COT: A Generative Approach for Hate Speech Counter-Narratives via Contrastive Optimal Transport
Linhao Zhang, Li Jin, Guangluan Xu, Xiaoyu Li, Xian Sun
TL;DR
This paper tackles automatic generation of hate-speech counter-narratives by introducing Contrastive Optimal Transport (COT). It fuses a transformer-based encoder with an Optimal Transport Kernel to inject hatred-target information, a self-contrastive objective to mitigate model degeneration, and a target-oriented decoding strategy to promote domain relevance and diversity. Empirical results on CONAN and Reddit show COT outperforms strong baselines across multiple metrics and yields higher relevance with lower toxicity, reinforced by ablations and human evaluations. The approach advances controllable CN generation with explicit target interaction and diversified outputs, offering practical potential for real-world interventions while maintaining freedom of expression.
Abstract
Counter-narratives, which are direct responses consisting of non-aggressive fact-based arguments, have emerged as a highly effective approach to combat the proliferation of hate speech.

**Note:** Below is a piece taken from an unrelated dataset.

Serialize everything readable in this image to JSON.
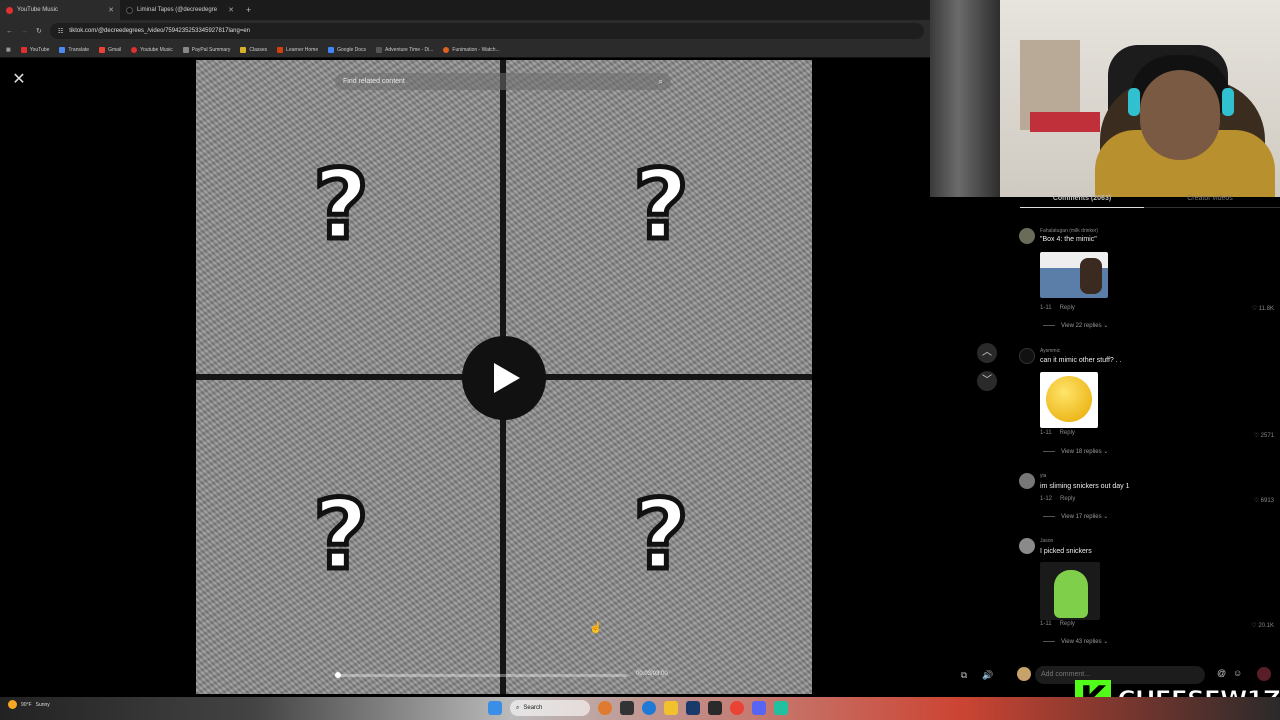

Previous methodologies have primarily focused on fine-tuning and post-editing techniques to ensure the fluency of generated contents, while overlooking the critical aspects of individualization and relevance concerning the specific hatred targets, such as LGBT groups, immigrants, etc. This research paper introduces a novel framework based on contrastive optimal transport, which effectively addresses the challenges of maintaining target interaction and promoting diversification in generating counter-narratives. Firstly, an Optimal Transport Kernel (OTK) module is leveraged to incorporate hatred target information in the token representations, in which the comparison pairs are extracted between original and transported features. Secondly, a self-contrastive learning module is employed to address the issue of model degeneration. This module achieves this by generating an anisotropic distribution of token representations. Finally, a target-oriented search method is integrated as an improved decoding strategy to explicitly promote domain relevance and diversification in the inference process. This strategy modifies the model's confidence score by considering both token similarity and target relevance. Quantitative and qualitative experiments have been evaluated on two benchmark datasets, which demonstrate that our proposed model significantly outperforms current methods evaluated by metrics from multiple aspects.